Engineers to study traffic data to determine causes of fatal accidents

This graphic details how fatal and severe accident patterns in California co-occur by district. California has 12 transportation districts, and the graphic presents a matrix of fatal and severe accidents on roadway segments for each district. In general, as the district number increases, the location moves southward within the state. The matrix shows geographical dissimilarities in the patterns of co-occurrence of fatals and severe injuries. Image: Penn State
Rebekka Coakley

Traffic accidents are a leading cause of death in the U.S., especially for people under the age of 25. Computer scientist Kamesh Madduri and civil engineer Venky Shankar are developing a high performance computing-based framework for the comparative evaluation of traffic safety on statewide transportation networks, which they hope will find patterns related to fatalities and severe injuries. 

“Large accident datasets contain unique patterns of fatalities and severe injuries that cannot be unmasked with limited samples. This is because fatalities and severe injuries are relatively rare — less than 5 percent — of all accidents,” said Shankar, a civil engineering professor at Penn State. “What interests me about this research is it is fundamental in terms of the computational methods being put to use to extract patterns relating to fatalities and severe injuries. It is a tool for discovery, and has the potential to provide unique insight into the contexts in which fatalities and severe injuries occur.”

Madduri and Shankar will take traffic accident data collected from police reports from the state of California and create software, using algorithms that can read these big data sets.

“We really want to mine data for an entire state,  and further do multi-state comparisons,” said Madduri, an assistant professor of computer science and engineering in Penn State’s School of Electrical Engineering and Computer Science. “As it is right now the dataset is too large. Statistical analysis of large accident datasets involves hundreds of variables, and the state-of-the-art in computational methods for estimating complex fatality models from large datasets is nonexistent. We’ll develop software to do this.”

The computational tools the two create will be able to abstract immense amounts of accident data, from which they hope to find common causes of fatal accidents.

“Big data is big inference in this case. This is what we are after — how to infer with high confidence the factors associated with fatal and severe accidents. The second thing we want to do is to make this technique portable. We are going to work on accident data from the state of California, and then test to see if the tools we develop can retain the ‘learning’ and extract patterns in data from other states,” said Shankar. “And we want to do this fast — we are talking orders of magnitude. Right now, it takes days to do this type of analysis for a dataset with just a few thousand observations on a reasonably powerful desktop. The bottom line is if we can create a tool that is fast, and provides quick-response analysis for national safety policy, we can move one step closer to reducing fatalities and severe injuries by one half.”

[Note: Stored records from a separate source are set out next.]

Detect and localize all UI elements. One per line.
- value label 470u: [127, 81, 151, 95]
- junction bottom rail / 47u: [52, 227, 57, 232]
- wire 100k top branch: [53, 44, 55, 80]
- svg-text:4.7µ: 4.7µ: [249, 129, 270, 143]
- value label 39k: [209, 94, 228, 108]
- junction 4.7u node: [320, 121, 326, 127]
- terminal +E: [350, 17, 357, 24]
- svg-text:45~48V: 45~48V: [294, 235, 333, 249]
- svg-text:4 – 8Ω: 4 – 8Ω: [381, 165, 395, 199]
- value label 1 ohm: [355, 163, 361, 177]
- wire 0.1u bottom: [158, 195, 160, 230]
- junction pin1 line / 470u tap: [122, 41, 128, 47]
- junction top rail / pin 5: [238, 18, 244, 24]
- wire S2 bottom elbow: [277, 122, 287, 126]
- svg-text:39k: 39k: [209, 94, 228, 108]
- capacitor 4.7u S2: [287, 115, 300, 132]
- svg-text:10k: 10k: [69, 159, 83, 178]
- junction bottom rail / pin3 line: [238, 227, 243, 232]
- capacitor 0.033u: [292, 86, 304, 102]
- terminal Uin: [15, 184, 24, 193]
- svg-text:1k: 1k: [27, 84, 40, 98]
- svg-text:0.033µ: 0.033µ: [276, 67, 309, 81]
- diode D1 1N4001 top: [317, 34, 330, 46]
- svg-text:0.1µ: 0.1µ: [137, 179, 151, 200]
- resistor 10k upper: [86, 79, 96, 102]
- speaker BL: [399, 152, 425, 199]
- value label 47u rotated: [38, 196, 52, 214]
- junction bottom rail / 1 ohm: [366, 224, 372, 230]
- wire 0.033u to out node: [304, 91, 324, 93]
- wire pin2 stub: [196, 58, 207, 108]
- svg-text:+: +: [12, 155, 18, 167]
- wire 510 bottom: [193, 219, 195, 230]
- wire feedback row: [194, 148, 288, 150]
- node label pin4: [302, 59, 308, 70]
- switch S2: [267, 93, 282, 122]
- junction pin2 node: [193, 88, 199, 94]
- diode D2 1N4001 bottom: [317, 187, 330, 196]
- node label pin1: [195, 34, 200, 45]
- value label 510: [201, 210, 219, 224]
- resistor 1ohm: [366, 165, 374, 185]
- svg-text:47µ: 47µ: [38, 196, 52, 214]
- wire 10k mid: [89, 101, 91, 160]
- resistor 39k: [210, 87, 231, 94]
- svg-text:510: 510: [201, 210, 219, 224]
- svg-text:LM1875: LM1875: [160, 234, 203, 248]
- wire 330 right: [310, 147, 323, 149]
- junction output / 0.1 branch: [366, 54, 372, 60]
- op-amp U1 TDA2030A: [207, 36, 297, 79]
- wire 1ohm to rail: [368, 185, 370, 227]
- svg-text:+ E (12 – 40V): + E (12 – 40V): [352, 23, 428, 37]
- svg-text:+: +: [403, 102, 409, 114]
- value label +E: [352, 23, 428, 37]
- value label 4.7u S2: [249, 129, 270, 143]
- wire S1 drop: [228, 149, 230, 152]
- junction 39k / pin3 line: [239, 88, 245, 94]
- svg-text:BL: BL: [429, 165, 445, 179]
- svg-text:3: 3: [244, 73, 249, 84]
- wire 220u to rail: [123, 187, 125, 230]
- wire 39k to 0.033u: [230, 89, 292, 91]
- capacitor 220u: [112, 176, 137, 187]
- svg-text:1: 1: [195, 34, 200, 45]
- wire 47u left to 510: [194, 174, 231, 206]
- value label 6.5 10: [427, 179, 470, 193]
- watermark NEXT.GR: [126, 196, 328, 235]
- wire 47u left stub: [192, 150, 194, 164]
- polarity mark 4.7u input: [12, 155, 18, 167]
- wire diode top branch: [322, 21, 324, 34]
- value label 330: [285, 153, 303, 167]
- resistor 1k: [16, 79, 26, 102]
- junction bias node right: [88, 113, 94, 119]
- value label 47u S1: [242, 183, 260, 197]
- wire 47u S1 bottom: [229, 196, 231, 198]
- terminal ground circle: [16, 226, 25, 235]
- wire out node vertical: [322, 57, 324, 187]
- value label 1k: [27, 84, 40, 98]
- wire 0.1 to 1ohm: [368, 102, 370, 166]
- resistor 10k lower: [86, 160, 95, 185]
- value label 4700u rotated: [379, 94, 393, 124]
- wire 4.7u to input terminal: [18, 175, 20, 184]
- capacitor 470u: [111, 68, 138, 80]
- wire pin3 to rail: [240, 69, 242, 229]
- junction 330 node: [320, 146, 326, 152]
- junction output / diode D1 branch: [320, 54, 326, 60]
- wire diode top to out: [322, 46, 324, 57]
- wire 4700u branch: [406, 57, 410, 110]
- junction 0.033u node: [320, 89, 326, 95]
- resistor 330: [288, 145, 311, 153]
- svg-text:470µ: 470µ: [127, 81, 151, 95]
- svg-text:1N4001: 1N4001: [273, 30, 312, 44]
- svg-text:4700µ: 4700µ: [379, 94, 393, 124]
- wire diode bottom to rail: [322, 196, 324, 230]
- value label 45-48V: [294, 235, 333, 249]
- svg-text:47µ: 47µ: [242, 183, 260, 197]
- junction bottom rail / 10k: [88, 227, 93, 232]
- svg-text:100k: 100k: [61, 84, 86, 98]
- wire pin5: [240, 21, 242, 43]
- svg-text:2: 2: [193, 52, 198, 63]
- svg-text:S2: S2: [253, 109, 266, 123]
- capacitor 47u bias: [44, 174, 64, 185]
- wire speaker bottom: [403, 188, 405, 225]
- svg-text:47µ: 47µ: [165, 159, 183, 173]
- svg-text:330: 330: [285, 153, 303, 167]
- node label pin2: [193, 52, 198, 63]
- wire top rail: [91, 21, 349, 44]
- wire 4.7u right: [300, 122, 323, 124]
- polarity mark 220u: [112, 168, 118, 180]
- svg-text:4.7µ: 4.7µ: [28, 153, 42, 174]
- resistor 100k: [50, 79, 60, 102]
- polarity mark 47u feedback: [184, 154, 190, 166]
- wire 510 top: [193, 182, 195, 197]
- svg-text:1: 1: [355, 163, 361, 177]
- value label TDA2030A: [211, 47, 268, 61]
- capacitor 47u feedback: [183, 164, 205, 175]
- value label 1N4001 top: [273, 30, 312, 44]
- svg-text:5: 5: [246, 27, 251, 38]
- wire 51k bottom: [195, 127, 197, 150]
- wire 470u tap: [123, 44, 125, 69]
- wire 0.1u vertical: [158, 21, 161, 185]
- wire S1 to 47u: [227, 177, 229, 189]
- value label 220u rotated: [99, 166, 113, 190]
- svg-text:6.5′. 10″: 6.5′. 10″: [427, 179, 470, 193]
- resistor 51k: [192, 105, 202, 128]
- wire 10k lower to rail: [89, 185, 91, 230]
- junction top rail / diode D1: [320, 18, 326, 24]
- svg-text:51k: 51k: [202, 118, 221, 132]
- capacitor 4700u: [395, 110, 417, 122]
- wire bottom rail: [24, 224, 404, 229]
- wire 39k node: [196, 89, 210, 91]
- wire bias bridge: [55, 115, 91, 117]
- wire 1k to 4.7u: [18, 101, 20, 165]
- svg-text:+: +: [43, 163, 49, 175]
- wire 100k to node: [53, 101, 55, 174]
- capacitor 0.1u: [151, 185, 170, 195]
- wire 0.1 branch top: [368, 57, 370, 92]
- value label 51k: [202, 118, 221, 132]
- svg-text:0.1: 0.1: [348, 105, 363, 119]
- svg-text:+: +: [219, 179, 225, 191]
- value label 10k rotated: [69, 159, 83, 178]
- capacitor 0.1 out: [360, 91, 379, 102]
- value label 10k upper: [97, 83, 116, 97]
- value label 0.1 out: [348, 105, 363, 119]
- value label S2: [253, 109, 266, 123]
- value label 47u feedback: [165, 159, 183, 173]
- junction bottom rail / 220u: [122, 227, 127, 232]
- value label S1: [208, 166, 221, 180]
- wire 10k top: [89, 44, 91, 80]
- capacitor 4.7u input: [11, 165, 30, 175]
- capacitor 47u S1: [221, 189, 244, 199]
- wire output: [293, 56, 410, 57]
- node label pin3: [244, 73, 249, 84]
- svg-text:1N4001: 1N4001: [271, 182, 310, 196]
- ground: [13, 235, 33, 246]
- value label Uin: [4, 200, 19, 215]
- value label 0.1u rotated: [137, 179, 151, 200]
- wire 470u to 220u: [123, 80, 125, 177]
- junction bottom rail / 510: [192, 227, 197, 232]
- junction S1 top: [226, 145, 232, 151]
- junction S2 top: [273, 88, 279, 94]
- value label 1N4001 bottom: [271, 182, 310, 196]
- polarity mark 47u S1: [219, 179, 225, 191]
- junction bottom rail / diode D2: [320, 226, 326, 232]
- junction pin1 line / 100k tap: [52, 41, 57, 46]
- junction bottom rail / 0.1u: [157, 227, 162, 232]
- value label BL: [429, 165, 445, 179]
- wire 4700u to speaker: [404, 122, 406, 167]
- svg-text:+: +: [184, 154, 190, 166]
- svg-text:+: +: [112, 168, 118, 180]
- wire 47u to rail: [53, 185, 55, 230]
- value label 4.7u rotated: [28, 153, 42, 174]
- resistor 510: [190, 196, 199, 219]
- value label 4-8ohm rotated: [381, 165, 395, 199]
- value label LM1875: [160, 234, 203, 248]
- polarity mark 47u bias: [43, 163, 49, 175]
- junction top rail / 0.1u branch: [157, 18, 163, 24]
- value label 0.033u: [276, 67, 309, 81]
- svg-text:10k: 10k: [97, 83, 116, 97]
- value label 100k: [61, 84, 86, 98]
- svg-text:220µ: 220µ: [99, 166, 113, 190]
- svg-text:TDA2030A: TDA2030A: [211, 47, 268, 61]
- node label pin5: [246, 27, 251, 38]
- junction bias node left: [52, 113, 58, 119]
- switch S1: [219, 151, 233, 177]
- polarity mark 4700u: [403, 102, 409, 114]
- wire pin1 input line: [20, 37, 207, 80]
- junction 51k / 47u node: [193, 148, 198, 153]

This would be a massive step in national safety policy.

According to Madduri, their idea is preliminary and high-risk — no one has explored this area of data.

“We’ll be working with large, multivariate datasets and there is a substantial gap between theory and practice in this area,” said Madduri.

This exploratory research project is being funded through the College of Engineering’s Multidisciplinary Seed Grant program. Established in 2014, the program aims to help faculty attract high-impact multidisciplinary and center-level research funding from the state and federal government, industry or foundations. Madduri and Shankar’s project was one of six chosen from 34 proposals that were submitted.